According to magpiealert.com, Queensland is the magpie attack capital of Australia, with 29.5% of attacks in 2015 occurring in the Sunshine State.
Urban ecologist at the University of South Australia, Professor Chris Daniels, says that magpie attacks are not random, and they will often pick specific targets, such as male children, cyclists or posties.
“This behaviour is learnt and can often be to do with a past bad experience of an individual bird, which may have previously been bullied or harassed by children, adults or even animals,” Professor Daniels said.
“Magpies are extremely intelligent birds and recent research shows that the birds are smart enough to recognise people’s faces and may take a dislike to a person and victimise them repeatedly if they enter their territory—which they may inhabit for 20 to 30 years.”

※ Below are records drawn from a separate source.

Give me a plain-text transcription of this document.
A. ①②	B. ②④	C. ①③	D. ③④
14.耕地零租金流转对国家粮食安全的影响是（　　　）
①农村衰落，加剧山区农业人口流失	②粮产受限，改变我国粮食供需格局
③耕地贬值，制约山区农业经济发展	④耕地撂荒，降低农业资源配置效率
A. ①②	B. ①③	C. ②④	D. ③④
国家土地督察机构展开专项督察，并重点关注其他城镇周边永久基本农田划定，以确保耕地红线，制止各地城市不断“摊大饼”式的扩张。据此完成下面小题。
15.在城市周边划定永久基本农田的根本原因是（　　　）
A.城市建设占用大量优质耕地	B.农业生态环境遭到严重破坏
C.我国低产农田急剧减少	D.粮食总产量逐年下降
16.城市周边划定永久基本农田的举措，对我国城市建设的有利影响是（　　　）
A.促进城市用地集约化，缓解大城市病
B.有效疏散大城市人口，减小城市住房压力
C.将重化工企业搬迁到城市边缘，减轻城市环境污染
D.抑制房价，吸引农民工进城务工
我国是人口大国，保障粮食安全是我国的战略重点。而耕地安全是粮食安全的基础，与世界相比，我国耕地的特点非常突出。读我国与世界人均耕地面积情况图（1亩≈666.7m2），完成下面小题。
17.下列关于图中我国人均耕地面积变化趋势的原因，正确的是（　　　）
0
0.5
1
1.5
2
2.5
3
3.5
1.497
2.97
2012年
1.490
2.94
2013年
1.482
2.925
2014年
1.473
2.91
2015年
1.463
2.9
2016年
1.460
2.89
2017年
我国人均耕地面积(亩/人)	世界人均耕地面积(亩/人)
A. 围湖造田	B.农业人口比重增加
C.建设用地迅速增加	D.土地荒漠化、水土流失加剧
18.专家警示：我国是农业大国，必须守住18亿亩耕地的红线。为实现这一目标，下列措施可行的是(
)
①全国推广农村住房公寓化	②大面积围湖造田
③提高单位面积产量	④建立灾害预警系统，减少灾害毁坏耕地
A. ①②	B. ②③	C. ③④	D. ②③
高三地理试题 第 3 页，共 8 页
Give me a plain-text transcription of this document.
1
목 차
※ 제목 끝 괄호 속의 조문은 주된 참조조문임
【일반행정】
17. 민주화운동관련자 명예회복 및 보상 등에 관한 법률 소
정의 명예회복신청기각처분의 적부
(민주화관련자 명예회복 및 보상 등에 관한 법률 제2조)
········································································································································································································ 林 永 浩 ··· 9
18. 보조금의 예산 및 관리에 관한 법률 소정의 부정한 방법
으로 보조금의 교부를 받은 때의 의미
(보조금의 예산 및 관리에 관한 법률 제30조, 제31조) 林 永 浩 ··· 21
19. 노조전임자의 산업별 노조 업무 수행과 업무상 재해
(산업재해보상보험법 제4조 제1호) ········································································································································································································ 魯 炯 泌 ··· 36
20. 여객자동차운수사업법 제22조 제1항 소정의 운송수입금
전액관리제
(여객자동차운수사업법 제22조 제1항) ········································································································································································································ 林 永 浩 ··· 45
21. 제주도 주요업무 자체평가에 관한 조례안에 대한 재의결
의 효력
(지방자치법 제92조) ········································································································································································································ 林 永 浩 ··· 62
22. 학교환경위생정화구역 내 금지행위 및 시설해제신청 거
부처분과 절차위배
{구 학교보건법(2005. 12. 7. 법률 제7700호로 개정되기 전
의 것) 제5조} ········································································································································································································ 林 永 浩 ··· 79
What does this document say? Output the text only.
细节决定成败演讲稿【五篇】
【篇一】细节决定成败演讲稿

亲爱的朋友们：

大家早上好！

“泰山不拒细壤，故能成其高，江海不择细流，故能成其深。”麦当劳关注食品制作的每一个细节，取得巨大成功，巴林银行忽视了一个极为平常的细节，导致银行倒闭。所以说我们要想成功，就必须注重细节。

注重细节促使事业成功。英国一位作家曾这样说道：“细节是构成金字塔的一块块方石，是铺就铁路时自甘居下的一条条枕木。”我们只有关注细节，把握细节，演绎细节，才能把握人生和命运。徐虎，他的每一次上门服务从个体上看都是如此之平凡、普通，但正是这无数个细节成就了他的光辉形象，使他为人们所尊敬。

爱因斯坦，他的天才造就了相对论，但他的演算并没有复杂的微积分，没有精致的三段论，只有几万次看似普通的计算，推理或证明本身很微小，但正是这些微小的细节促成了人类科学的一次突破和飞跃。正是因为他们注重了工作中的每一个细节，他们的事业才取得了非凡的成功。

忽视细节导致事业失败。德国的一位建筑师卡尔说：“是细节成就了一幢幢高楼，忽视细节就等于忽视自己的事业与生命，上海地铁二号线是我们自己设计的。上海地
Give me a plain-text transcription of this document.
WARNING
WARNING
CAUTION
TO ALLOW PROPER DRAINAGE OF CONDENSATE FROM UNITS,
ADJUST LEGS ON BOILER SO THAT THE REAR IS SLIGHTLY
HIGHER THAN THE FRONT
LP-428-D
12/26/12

Australian Geographic writer John Pickrell says that you’re more likely to be injured in an incident with magpie than with many of our other dangerous native animals, such as snakes, spiders or crocodiles.
“Magpie attacks are so common and the reason for that is that the magpie is a quintessential urban adapter which has thrived alongside people in cities and built-up areas so are not afraid,” Mr Pickrell said.
“Thousands of people across Australia are subject to attacks annually and nearly every year some people are blinded or lose an eye.”
Magpiealert.com has the latest information about magpie attacks, a map with reported swooping, ways to help prevent them, and where the most dangerous spots in Australia are for attacks.
The 2016 Recorded Attack Count on magpiealert.com is currently at 2496 attacks and 326 injuries from attacks, a high count considering it is only the start of swooping season.